With just about everybody snooping around your emails today with the excuse of hunting the bad guys, coding to keep some resemblance of privacy is getting important. I will start out with some simple encryption examples to get this started. You are invited to give us your thoughts and codes. Hopefully, we can improve the code as time goes on.
The first example is very simplistic form of a Caesar cipher, simply increasing the ASCII values by one to encrypt and decreasing by one to decrypt. It would be easy to figure that scheme out by looking at the letter frequency.
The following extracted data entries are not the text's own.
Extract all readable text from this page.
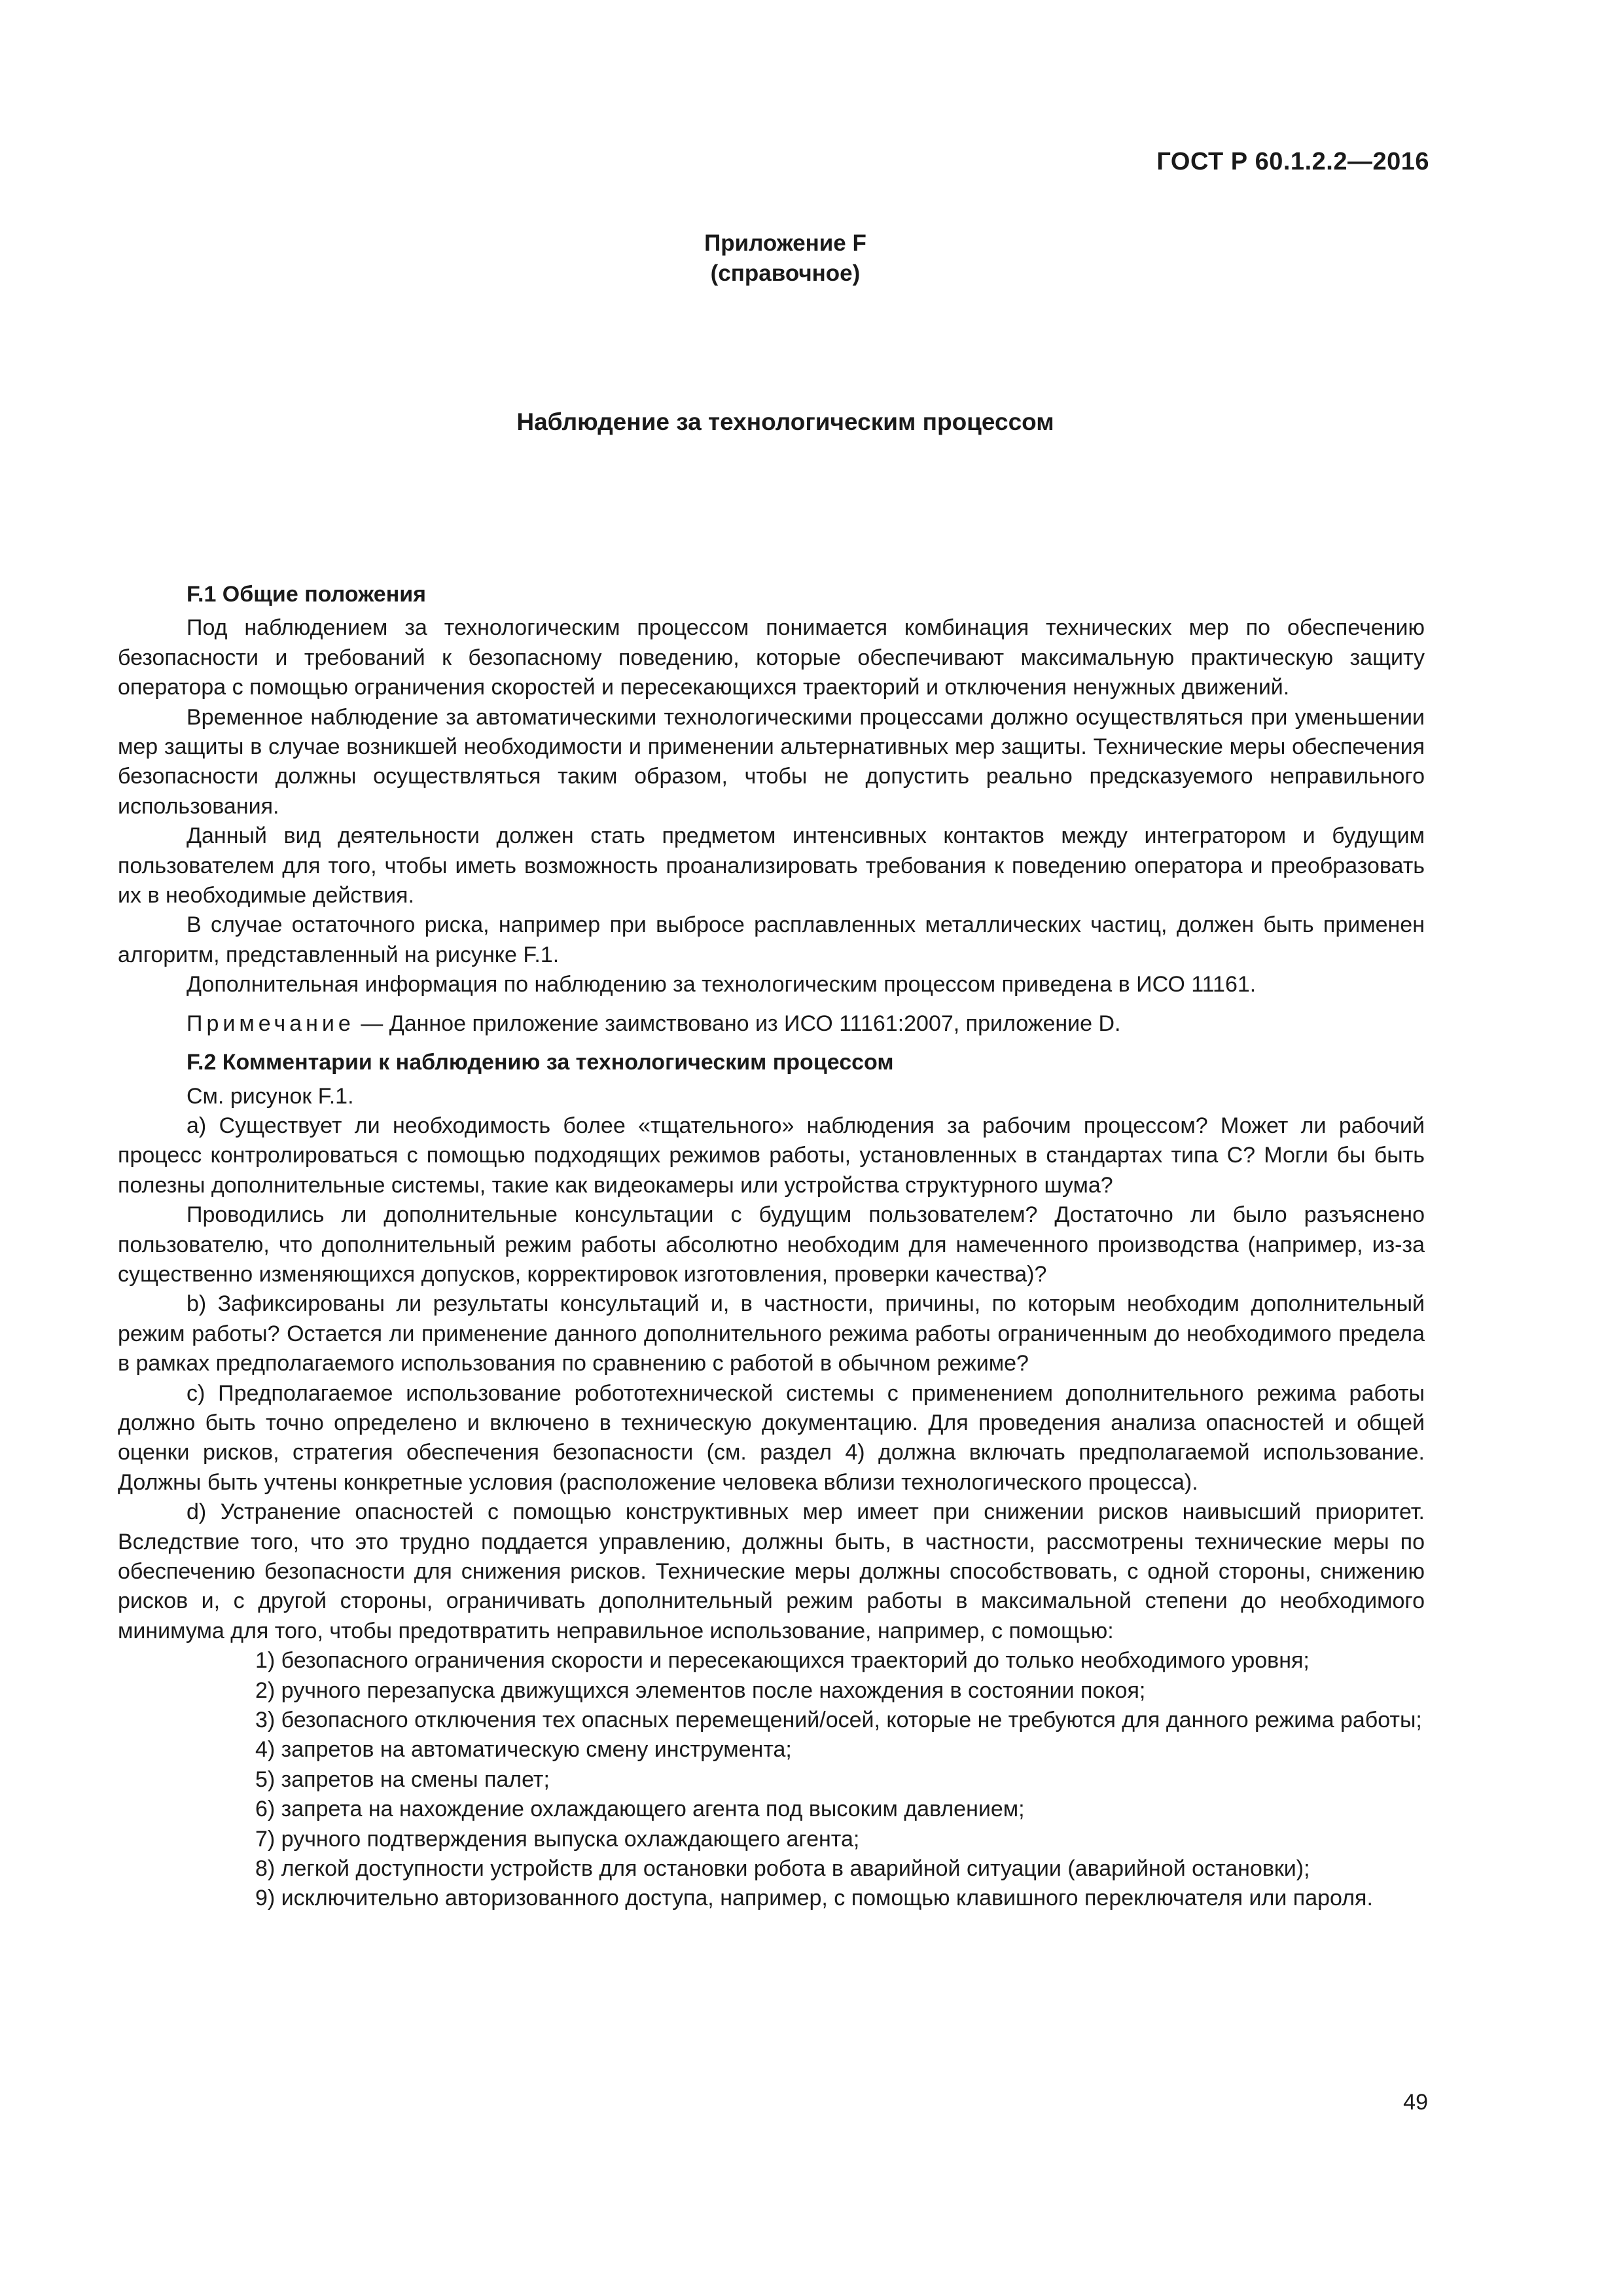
ГОСТ Р 60.1.2.2—2016
Приложение F
(справочное)
Наблюдение за технологическим процессом

F.1 Общие положения

Под наблюдением за технологическим процессом понимается комбинация технических мер по обеспечению безопасности и требований к безопасному поведению, которые обеспечивают максимальную практическую защиту оператора с помощью ограничения скоростей и пересекающихся траекторий и отключения ненужных движений.

Временное наблюдение за автоматическими технологическими процессами должно осуществляться при уменьшении мер защиты в случае возникшей необходимости и применении альтернативных мер защиты. Технические меры обеспечения безопасности должны осуществляться таким образом, чтобы не допустить реально предсказуемого неправильного использования.

Данный вид деятельности должен стать предметом интенсивных контактов между интегратором и будущим пользователем для того, чтобы иметь возможность проанализировать требования к поведению оператора и преобразовать их в необходимые действия.

В случае остаточного риска, например при выбросе расплавленных металлических частиц, должен быть применен алгоритм, представленный на рисунке F.1.

Дополнительная информация по наблюдению за технологическим процессом приведена в ИСО 11161.

Примечание — Данное приложение заимствовано из ИСО 11161:2007, приложение D.

F.2 Комментарии к наблюдению за технологическим процессом

См. рисунок F.1.

a) Существует ли необходимость более «тщательного» наблюдения за рабочим процессом? Может ли рабочий процесс контролироваться с помощью подходящих режимов работы, установленных в стандартах типа C? Могли бы быть полезны дополнительные системы, такие как видеокамеры или устройства структурного шума?

Проводились ли дополнительные консультации с будущим пользователем? Достаточно ли было разъяснено пользователю, что дополнительный режим работы абсолютно необходим для намеченного производства (например, из-за существенно изменяющихся допусков, корректировок изготовления, проверки качества)?

b) Зафиксированы ли результаты консультаций и, в частности, причины, по которым необходим дополнительный режим работы? Остается ли применение данного дополнительного режима работы ограниченным до необходимого предела в рамках предполагаемого использования по сравнению с работой в обычном режиме?

c) Предполагаемое использование робототехнической системы с применением дополнительного режима работы должно быть точно определено и включено в техническую документацию. Для проведения анализа опасностей и общей оценки рисков, стратегия обеспечения безопасности (см. раздел 4) должна включать предполагаемой использование. Должны быть учтены конкретные условия (расположение человека вблизи технологического процесса).

d) Устранение опасностей с помощью конструктивных мер имеет при снижении рисков наивысший приоритет. Вследствие того, что это трудно поддается управлению, должны быть, в частности, рассмотрены технические меры по обеспечению безопасности для снижения рисков. Технические меры должны способствовать, с одной стороны, снижению рисков и, с другой стороны, ограничивать дополнительный режим работы в максимальной степени до необходимого минимума для того, чтобы предотвратить неправильное использование, например, с помощью:

1) безопасного ограничения скорости и пересекающихся траекторий до только необходимого уровня;

2) ручного перезапуска движущихся элементов после нахождения в состоянии покоя;

3) безопасного отключения тех опасных перемещений/осей, которые не требуются для данного режима работы;

4) запретов на автоматическую смену инструмента;

5) запретов на смены палет;

6) запрета на нахождение охлаждающего агента под высоким давлением;

7) ручного подтверждения выпуска охлаждающего агента;

8) легкой доступности устройств для остановки робота в аварийной ситуации (аварийной остановки);

9) исключительно авторизованного доступа, например, с помощью клавишного переключателя или пароля.

49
In the English language the most common letter is 'e' and suddenly it would be the next ASCII character 'f'. So, even a challenged snoop could see through that after a while.
''' encrypt101.py
simple shift ASCII value by one encryption/decryption
however simple to crack by analyzing the letter frequency pattern
'''
def encrypt101(text):
'''
shift ASCII values of text up by one
'''
return "".join(chr(ord(c) + 1) for c in text)
def decrypt101(e_text):
'''
shift ASCII values of text down by one
'''
return "".join(chr(ord(c) - 1) for c in e_text)
text = "Facebook or Twitter make privacy a thing of the past"
encrypted = encrypt101(text)
print("encrypted = {}".format(encrypted))
print('-'*50)
decrypted = decrypt101(encrypted)
print("decrypted = {}".format(decrypted))
''' my result ...
encrypted = Gbdfcppl!ps!Uxjuufs!nblf!qsjwbdz!b!uijoh!pg!uif!qbtu
--------------------------------------------------
decrypted = Facebook or Twitter make privacy a thing of the past
'''
This type of code does not need a password, but the user has to have this program available.